Bir yanda “Her sabah güne PKK'yı eleştirerek başlasak ne değişecek” diyen Belediye Başkanı.
Bir yanda terör bağlantısı sebebiyle görevden alınan yerel yöneticiler için ağıtlar yakan turfanda parti başkanı.
Bir yanda Kaz Dağları'na kaz, Kandil'e gaz, mandacıya saz iken Samandağ yakılınca dillerini yutup araziye uyan yurdum sanatçısı, yazarı, çizeri, fasa fisosu...
Ve bir yanda Tarihçi dostum Yıldırım Ağanoğlu'nun sosyal medya ortamında kaleme aldığı aşağıdaki hikaye.
“Saraybosna'dan Üsküp'e bir vefa hikayesi.
Saraybosna'da yaşayan bir Boşnak Müslüman Mahir İsmailoviç. Çocukluğu babasının işi yüzünden Üsküp'te geçmiş. İlk namazını Sultan Murad Camii'nde kılmış. Türkçe'yi Üsküp'te yaşayan Türklerden öğrenmiş. Türkçesi de aynen Üsküplüler gibi.
1963'te Okulunu birincilikle bitirmiş ve Ohri'ye gezi ile ödüllendirilmiş. Ailesi onu istasyonda uğurlarken Üsküp'te deprem olmuş. Evleriyle birlikte neredeyse bütün şehir bu zelzelede yerle bir olmuştu.
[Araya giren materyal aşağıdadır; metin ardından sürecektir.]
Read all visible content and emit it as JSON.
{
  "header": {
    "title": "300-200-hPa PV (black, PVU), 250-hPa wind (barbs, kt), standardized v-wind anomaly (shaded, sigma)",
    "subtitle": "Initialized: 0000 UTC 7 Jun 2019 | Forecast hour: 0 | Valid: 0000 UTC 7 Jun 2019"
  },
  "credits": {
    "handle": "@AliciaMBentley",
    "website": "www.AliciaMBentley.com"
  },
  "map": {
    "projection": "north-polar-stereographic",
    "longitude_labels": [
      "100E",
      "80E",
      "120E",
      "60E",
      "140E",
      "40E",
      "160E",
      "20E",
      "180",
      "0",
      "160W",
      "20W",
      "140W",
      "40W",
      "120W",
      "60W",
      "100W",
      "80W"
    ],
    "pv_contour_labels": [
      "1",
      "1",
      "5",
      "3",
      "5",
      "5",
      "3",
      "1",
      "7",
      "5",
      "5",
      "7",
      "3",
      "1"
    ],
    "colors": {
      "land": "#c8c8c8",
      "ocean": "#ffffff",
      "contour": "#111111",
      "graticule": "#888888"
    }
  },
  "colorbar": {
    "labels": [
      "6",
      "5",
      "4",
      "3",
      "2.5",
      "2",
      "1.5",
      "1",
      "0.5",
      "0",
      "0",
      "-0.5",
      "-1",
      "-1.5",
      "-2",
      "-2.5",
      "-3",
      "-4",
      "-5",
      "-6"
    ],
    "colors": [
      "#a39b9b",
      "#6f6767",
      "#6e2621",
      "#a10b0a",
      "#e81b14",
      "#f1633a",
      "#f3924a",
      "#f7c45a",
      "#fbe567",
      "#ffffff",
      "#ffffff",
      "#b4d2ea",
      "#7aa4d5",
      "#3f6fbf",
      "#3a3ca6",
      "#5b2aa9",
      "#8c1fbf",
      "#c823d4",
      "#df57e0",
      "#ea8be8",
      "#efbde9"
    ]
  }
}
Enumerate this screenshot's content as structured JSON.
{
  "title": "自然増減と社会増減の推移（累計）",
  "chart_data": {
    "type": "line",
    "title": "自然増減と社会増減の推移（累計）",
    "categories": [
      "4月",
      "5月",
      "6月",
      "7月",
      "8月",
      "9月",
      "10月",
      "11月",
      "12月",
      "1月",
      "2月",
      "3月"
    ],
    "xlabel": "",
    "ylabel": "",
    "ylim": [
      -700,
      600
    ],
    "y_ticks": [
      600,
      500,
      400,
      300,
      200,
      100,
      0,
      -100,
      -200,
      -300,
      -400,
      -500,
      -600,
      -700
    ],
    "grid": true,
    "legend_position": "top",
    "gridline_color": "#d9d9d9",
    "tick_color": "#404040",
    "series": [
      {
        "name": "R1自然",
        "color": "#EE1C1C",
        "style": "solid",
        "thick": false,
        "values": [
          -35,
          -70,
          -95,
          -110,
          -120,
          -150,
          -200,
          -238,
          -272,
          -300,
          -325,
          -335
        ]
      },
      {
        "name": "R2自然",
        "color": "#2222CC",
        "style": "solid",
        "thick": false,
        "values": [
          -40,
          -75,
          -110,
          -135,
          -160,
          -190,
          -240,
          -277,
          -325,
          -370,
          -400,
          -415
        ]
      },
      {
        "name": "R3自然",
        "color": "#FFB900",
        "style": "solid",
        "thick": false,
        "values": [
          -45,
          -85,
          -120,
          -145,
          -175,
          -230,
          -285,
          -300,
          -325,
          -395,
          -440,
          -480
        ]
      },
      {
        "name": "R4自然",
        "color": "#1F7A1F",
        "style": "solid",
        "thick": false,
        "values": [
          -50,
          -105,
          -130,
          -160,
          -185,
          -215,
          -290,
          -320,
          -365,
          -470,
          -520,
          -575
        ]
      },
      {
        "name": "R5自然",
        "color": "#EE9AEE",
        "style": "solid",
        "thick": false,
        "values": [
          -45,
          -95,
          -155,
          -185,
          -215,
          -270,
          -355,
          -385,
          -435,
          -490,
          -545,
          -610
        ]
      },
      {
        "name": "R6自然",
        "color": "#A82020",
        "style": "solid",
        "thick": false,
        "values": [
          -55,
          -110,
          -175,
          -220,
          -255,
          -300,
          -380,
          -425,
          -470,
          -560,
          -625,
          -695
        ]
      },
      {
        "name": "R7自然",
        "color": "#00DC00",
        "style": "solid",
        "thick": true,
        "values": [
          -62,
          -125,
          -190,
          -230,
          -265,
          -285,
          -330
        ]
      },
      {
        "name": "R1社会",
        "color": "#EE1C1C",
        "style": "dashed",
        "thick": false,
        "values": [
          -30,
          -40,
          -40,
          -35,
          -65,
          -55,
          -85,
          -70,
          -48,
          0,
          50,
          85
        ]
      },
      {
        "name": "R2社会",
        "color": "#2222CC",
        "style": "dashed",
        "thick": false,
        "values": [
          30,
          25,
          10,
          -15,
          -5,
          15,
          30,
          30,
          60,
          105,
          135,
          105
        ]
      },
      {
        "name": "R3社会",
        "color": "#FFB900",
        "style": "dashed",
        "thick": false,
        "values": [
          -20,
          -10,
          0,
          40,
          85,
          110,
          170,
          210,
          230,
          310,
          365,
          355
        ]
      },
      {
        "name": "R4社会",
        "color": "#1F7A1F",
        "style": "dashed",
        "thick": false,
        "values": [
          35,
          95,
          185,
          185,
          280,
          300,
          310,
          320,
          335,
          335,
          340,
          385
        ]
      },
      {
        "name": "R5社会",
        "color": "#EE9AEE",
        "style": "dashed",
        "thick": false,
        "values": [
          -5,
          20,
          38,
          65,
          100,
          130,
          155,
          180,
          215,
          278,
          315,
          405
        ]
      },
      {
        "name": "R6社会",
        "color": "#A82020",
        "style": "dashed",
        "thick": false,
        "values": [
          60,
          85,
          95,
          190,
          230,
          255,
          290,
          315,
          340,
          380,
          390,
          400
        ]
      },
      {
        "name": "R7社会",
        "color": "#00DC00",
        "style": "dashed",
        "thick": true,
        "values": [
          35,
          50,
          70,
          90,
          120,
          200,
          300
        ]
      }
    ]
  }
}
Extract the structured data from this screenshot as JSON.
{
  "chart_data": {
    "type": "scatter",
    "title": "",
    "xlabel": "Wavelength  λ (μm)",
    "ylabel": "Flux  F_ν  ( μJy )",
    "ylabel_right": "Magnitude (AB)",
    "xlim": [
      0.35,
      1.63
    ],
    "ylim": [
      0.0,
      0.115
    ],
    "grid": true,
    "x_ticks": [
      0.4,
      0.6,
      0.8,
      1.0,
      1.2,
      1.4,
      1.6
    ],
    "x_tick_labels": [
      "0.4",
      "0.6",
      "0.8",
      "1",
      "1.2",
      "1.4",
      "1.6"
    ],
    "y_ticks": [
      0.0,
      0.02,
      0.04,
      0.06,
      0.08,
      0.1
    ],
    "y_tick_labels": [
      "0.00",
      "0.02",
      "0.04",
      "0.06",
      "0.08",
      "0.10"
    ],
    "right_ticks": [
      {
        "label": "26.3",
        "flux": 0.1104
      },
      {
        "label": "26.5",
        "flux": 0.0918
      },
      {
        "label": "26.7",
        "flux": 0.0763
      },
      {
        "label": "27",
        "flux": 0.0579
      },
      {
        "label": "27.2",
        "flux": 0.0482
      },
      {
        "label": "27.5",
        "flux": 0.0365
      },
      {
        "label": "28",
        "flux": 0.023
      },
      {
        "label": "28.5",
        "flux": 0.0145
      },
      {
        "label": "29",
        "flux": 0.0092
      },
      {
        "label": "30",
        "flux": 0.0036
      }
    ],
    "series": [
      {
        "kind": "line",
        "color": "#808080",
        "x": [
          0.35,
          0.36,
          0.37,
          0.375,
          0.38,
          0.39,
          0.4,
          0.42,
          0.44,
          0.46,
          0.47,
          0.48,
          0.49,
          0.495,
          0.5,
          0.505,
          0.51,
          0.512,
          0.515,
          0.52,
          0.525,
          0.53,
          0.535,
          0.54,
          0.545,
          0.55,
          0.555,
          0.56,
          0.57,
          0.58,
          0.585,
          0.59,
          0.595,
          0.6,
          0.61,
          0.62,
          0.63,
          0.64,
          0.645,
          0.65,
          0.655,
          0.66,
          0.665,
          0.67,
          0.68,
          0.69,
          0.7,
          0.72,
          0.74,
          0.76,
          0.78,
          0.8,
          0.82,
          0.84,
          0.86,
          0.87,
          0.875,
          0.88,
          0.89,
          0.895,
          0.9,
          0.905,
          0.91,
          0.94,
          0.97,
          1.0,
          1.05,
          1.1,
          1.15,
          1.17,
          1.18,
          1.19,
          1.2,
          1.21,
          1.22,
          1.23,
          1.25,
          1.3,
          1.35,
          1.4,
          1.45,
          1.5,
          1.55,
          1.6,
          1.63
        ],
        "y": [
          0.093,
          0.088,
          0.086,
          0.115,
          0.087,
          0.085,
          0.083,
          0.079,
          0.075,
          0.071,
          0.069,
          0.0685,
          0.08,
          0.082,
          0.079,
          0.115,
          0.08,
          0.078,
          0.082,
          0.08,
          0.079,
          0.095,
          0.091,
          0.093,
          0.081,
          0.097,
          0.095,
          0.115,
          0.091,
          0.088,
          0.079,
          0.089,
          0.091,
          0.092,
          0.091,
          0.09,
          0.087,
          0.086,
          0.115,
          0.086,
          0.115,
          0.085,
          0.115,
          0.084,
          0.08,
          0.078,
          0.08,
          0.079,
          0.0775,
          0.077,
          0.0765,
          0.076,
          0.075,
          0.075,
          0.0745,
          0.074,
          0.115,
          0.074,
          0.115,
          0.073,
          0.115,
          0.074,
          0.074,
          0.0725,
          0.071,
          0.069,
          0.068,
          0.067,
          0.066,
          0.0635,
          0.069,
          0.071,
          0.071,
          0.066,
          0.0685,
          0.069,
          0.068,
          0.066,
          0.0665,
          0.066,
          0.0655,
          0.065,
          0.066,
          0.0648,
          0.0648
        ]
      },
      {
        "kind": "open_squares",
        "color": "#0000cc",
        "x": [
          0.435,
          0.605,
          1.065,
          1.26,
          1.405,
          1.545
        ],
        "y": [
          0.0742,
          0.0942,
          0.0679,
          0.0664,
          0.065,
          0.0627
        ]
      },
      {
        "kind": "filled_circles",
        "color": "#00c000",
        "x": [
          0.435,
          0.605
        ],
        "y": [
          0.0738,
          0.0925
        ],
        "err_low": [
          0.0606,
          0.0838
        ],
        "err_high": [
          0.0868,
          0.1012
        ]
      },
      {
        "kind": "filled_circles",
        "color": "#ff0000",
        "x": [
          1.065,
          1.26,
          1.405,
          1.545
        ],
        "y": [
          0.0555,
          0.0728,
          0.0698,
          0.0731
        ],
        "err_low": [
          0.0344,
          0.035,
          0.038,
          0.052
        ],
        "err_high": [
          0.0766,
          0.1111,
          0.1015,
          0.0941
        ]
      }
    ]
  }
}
Aile bundan sonra Saraybosna'ya dönmüş.
Mahir Bey, elektrikçi olmuş ve hayatı devam etmiş. 1992 Bosna Savaşı döneminde Saraybosna havaalanının altından geçen tünelin elektrik tesisatını döşemiş. Savaşın tüm zorluklarını yaşamış Saraybosna'da...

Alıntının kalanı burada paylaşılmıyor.